Accompanying each flag around campus was a poster challenging students to “do something” if they see any of these “relationship red flags.” Gibson emphasized the importance of the bystander, explaining that many of us see our peers in unhealthy relationships and highlighting the opportunity we have to speak up if we are concerned for a friend. Her recommendations included creating open dialogue while being supportive and understanding.
We have a responsibility to look out for our peers if we see them in abusive or harmful relationships, but can we recognize the same in our own life?
Heather Pocock at the Saskatoon Sexual Assault and Information Centre highlighted the difficulty in recognizing an unhealthy relationship when we are subject to the abusive behavior.
“Relationships are complex and relational abuse is perhaps even more complex. A first response to abusive actions by a partner may be met with denial, confusion, helplessness, privacy, shame and embarrassment.

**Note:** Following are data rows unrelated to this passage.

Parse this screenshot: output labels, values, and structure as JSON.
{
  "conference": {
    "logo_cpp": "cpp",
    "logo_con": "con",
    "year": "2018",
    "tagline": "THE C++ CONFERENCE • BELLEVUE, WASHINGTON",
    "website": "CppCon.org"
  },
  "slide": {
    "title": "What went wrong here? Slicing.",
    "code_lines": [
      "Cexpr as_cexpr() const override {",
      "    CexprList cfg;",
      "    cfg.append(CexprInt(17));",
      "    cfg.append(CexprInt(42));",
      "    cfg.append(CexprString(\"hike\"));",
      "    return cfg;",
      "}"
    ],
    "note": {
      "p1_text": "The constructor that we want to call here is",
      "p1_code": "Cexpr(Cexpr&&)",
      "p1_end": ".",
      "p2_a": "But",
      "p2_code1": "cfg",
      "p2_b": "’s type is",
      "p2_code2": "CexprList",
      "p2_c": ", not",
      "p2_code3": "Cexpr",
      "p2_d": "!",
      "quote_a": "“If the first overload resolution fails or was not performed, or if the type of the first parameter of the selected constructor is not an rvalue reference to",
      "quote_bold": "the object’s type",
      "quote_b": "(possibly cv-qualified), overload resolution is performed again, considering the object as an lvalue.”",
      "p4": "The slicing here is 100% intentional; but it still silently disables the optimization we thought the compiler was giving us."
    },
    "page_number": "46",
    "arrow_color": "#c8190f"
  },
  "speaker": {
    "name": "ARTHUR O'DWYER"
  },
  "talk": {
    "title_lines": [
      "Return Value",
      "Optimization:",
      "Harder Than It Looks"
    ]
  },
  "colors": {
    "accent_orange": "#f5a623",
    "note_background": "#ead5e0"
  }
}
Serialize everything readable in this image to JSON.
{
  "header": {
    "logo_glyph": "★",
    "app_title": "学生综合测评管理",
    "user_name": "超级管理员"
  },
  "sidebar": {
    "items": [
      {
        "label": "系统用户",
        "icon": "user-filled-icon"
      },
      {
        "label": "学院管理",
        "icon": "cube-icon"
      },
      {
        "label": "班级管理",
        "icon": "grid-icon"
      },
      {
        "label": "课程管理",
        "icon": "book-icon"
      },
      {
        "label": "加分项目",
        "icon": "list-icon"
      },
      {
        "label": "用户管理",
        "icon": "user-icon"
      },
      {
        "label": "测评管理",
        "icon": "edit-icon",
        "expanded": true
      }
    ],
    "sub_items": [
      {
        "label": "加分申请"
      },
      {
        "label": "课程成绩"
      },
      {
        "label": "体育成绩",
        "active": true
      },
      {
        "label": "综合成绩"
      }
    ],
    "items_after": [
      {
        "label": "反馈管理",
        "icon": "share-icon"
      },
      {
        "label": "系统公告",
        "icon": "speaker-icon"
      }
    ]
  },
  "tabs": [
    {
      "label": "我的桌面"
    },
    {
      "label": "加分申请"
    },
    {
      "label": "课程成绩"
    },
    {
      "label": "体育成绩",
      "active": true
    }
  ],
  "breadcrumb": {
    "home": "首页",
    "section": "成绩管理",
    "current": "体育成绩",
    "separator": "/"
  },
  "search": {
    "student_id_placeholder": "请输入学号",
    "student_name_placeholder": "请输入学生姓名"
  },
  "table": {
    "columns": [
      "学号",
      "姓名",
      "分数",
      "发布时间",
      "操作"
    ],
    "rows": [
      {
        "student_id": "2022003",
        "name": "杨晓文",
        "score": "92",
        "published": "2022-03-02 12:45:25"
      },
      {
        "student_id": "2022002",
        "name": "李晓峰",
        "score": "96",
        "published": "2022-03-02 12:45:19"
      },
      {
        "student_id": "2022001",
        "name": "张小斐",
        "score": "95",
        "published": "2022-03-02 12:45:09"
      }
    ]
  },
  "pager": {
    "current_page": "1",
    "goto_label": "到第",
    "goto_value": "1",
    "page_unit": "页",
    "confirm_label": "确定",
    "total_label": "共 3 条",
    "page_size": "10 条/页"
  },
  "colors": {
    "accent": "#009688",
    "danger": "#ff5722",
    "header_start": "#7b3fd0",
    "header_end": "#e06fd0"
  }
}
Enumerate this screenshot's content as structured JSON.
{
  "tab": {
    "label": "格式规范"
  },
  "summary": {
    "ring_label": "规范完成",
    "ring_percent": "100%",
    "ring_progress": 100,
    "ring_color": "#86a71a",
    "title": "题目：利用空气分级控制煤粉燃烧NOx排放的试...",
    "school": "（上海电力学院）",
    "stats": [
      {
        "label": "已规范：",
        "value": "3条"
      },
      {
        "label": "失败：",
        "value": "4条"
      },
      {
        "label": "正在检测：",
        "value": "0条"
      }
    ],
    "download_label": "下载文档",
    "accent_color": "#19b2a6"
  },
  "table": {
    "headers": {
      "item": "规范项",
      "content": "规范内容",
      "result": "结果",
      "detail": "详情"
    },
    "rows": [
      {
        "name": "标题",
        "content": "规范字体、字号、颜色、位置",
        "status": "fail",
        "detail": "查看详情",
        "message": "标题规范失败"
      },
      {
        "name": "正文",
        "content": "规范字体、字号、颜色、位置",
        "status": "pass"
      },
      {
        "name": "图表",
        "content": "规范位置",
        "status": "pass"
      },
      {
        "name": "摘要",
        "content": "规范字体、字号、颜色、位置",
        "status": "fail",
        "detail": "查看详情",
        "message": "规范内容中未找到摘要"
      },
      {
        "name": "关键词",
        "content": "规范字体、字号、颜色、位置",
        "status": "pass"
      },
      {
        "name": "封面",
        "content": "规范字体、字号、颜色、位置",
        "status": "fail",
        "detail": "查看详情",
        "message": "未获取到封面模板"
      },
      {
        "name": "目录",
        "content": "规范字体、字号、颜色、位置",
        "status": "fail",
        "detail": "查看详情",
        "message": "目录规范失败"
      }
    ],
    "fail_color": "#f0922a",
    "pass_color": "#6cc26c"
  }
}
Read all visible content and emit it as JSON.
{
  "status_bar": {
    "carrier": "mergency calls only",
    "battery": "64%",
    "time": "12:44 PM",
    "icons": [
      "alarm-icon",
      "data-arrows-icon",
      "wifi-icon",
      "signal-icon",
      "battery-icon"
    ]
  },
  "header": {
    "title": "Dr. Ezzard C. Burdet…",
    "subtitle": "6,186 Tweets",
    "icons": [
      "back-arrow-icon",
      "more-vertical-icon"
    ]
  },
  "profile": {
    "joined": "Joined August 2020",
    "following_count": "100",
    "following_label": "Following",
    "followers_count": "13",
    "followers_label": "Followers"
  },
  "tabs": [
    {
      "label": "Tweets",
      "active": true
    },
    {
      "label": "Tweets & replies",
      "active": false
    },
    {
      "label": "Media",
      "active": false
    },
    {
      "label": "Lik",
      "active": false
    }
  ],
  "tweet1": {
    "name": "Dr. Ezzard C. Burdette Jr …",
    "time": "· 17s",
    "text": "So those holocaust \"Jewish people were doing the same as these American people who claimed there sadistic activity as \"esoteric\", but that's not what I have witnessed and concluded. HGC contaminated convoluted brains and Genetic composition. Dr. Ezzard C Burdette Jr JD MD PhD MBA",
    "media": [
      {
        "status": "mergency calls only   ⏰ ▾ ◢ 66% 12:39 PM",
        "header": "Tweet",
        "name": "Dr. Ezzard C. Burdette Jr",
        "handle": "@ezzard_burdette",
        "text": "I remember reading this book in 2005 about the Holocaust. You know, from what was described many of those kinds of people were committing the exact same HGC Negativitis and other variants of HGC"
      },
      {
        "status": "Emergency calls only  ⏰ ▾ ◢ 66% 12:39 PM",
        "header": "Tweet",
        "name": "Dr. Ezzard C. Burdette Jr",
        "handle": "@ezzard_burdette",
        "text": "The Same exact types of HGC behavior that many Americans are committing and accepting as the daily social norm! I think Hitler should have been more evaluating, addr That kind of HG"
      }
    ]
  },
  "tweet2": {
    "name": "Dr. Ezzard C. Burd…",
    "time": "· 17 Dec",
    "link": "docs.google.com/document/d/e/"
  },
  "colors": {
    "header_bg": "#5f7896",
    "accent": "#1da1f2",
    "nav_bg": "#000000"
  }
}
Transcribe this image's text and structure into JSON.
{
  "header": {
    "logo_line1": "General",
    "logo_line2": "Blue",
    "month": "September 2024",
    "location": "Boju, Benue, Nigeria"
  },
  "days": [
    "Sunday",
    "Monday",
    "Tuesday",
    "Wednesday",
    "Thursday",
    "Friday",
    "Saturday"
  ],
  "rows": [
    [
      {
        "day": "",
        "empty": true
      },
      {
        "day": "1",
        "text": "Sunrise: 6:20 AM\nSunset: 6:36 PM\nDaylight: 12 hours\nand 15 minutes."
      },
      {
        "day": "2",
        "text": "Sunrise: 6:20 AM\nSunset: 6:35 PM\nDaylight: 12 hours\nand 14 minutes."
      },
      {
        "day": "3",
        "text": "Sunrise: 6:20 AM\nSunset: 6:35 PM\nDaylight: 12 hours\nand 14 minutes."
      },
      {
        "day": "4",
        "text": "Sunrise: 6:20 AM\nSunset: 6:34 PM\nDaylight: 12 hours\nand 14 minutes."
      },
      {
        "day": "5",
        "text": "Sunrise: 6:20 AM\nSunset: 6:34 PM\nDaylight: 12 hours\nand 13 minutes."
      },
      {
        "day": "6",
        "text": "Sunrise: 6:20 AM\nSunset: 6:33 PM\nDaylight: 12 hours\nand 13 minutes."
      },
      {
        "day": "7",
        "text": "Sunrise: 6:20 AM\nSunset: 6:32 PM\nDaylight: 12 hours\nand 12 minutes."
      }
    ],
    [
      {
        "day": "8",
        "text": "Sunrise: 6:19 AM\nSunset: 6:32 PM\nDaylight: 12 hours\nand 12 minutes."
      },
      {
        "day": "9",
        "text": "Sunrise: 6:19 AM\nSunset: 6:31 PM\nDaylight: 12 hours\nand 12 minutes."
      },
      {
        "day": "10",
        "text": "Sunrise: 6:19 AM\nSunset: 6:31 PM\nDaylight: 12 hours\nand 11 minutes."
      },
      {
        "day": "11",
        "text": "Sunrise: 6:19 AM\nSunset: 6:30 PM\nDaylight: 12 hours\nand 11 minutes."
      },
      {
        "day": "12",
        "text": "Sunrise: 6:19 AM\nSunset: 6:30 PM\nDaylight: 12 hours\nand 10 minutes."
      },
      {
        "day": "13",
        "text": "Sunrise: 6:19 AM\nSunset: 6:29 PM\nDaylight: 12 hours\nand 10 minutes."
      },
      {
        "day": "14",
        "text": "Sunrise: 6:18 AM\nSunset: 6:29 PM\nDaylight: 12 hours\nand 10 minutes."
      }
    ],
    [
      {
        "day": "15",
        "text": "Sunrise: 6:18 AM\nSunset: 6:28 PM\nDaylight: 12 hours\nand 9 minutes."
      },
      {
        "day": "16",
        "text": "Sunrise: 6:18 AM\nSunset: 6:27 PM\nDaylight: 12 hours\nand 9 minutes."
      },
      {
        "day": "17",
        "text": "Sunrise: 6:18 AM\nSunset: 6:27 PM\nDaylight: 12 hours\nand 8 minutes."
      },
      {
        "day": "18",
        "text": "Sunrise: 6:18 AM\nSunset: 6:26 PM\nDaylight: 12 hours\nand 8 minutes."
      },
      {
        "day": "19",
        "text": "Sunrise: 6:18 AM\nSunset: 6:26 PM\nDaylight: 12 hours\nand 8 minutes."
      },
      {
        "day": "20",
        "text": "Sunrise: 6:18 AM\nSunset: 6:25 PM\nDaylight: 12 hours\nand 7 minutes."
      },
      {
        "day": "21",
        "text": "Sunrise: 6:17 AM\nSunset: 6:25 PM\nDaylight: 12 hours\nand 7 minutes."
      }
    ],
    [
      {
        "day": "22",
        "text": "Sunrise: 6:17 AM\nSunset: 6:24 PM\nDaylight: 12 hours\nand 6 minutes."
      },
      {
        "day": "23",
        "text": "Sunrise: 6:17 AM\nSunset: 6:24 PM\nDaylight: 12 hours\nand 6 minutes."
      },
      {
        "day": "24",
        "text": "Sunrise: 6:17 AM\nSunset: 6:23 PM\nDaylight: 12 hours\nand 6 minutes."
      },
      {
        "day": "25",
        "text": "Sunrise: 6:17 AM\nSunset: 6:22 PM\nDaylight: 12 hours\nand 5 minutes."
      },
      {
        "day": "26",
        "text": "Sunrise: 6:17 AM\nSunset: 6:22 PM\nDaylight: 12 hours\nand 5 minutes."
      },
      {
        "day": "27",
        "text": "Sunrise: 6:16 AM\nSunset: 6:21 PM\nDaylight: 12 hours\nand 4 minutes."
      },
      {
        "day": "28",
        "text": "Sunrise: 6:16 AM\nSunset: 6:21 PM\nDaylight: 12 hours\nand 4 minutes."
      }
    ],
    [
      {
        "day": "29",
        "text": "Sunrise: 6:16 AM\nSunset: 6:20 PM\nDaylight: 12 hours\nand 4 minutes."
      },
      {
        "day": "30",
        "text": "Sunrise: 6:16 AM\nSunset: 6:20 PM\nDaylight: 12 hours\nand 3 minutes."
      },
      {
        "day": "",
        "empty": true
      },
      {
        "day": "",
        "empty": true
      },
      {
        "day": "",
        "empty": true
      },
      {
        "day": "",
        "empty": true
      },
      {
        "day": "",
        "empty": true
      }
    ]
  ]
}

Sometimes people will excuse and even justify the aggressor’s behavior,” Pocock said. “Sometimes abusive behaviors become a normal part of some relationships and the longer it is perpetuated, the more difficult to address the abuse and remove oneself.”
Pockock explained that it is often hard for a person to acknowledge they’re being abused.
“Many people we work with haven’t clearly identified that they are being abused, partly due to stereotypic images of violence — especially sexual violence — and abuse,” she said, noting further challenges in getting help are due to many individuals’ concerns about the attitudes of others, how they may be portrayed and if they will be believed.
Being assaulted by a stranger is something many of us fear but the PHEG and SSAIC make an important point: the majority of people are abused or attacked by someone they know.
“People ignore the red flags because they don’t want to believe that someone they care about would do this to them,” Pocock said.
Considering the risk and courage needed to address abuse, it is understandable why many people don’t speak up, but members of the PHEG and SSAIC hope to change that.
Perhaps concerns for a friend have been raised while reading this article. As the Relationship Red Flag campaign highlighted, it is important that you speak to that person in a supportive and caring manner.
If you suspect that a relationship you are in is unhealthy or abusive, speak with someone trained to help. The SSAIC has a 24-hour crisis line you can call at 306-244-2224 and you can access support on campus at the Student Health, Pride or Women’s Centres.